4. The method of claim 1, wherein the intra MTS syntax elements include an intra MTS selection syntax element indicating one of three different values, and

wherein the intra MTS selection syntax element indicates, by the three different values, whether MTS of the intra prediction mode is enabled and whether an MTS index for indicating one or more transform kernels to be used for inverse transform of the transform coefficients is included in the bitstream when the MTS of the intra prediction mode is enabled.

5. The method of claim 1, wherein the inter MTS syntax elements include an inter MTS selection syntax element indicating three different values, and

wherein the inter MTS selection syntax element indicates, by the three different values, whether MTS of the inter prediction mode is enabled and whether an MTS index for indicating one or more transform kernels to be used for inverse transform of the transform coefficients is included in the bitstream when the MTS of the inter prediction mode is enabled.

6. A decoding apparatus comprising:

a decoder configured to decode one or more intra multiple transform selection (MTS) syntax elements controlling MTS of an intra prediction mode and one or more inter MTS syntax elements controlling MTS of an inter prediction mode from a sequence parameter set (SPS) level of a bitstream; and

an inverse transformer configured to determine one or more transform kernels to be used for inverse transform of the transform coefficients based on a prediction mode of the current block, the one or more intra MTS syntax elements, and the one or more inter MTS syntax elements, and perform inverse transform on the transform coefficients by using the determined one or more transform kernels.

7. The decoding apparatus of claim 6, wherein the intra MTS syntax elements include:

an intra MTS enable flag indicating whether MTS of the intra prediction mode is enabled; and

an intra MTS selection syntax element indicating whether an MTS index for indicating one or more transform kernels to be used for inverse transform of the transform coefficients is included in the bitstream,

wherein the intra MTS selection syntax element is decoded from the SPS level of the bitstream when it is indicated by the intra MTS enable flag that MTS of the intra prediction mode is enabled.

8. The decoding apparatus of claim 6, wherein the inter MTS syntax elements include:

an inter MTS enable flag indicating whether MTS of the inter prediction mode is enabled; and

an inter MTS selection syntax element indicating whether an MTS index for indicating one or more transform kernels to be used for inverse transform of the transform coefficients is included in the bitstream,

wherein the inter MTS selection syntax element is decoded from the SPS level of the bitstream when it is indicated by the inter MTS enable flag that the MTS of the inter prediction mode is enabled.

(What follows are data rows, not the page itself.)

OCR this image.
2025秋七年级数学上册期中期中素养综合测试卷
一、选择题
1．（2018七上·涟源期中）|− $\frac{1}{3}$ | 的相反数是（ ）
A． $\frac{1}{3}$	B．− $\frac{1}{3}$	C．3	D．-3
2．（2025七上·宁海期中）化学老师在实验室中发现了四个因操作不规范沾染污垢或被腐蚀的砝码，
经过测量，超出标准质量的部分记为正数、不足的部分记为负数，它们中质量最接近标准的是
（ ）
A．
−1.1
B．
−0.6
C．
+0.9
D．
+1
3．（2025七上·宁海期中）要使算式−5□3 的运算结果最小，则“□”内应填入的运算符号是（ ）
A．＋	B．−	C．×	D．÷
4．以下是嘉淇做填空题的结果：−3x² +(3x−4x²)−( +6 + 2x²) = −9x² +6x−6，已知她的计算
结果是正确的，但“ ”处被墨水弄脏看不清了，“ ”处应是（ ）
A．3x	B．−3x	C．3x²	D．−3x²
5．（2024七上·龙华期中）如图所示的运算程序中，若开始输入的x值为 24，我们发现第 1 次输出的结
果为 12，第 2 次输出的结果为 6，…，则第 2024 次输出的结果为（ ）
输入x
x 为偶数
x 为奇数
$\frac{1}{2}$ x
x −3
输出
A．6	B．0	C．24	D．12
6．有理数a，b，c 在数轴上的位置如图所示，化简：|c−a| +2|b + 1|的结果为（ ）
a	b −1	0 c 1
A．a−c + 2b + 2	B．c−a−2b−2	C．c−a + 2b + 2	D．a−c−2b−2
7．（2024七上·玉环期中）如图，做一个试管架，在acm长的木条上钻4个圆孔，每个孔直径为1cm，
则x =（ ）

9. The decoding apparatus of claim 6, wherein the intra MTS syntax elements include an intra MTS selection syntax element indicating one of three different values, and

wherein the intra MTS selection syntax element indicates, by the three different values, whether MTS of the intra prediction mode is enabled and whether an MTS index for indicating one or more transform kernels to be used for inverse transform of the transform coefficients is included in the bitstream when the MTS of the intra prediction mode is enabled.

10. The decoding apparatus of claim 6, wherein the inter MTS syntax elements include an inter MTS selection syntax element indicating one of three different values, and

wherein the inter MTS selection syntax element indicates, by the three different values, whether MTS of the inter prediction mode is enabled and whether an MTS index for indicating one or more transform kernels to be used for inverse transform of the transform coefficients is included in the bitstream when the MTS of the inter prediction mode is enabled.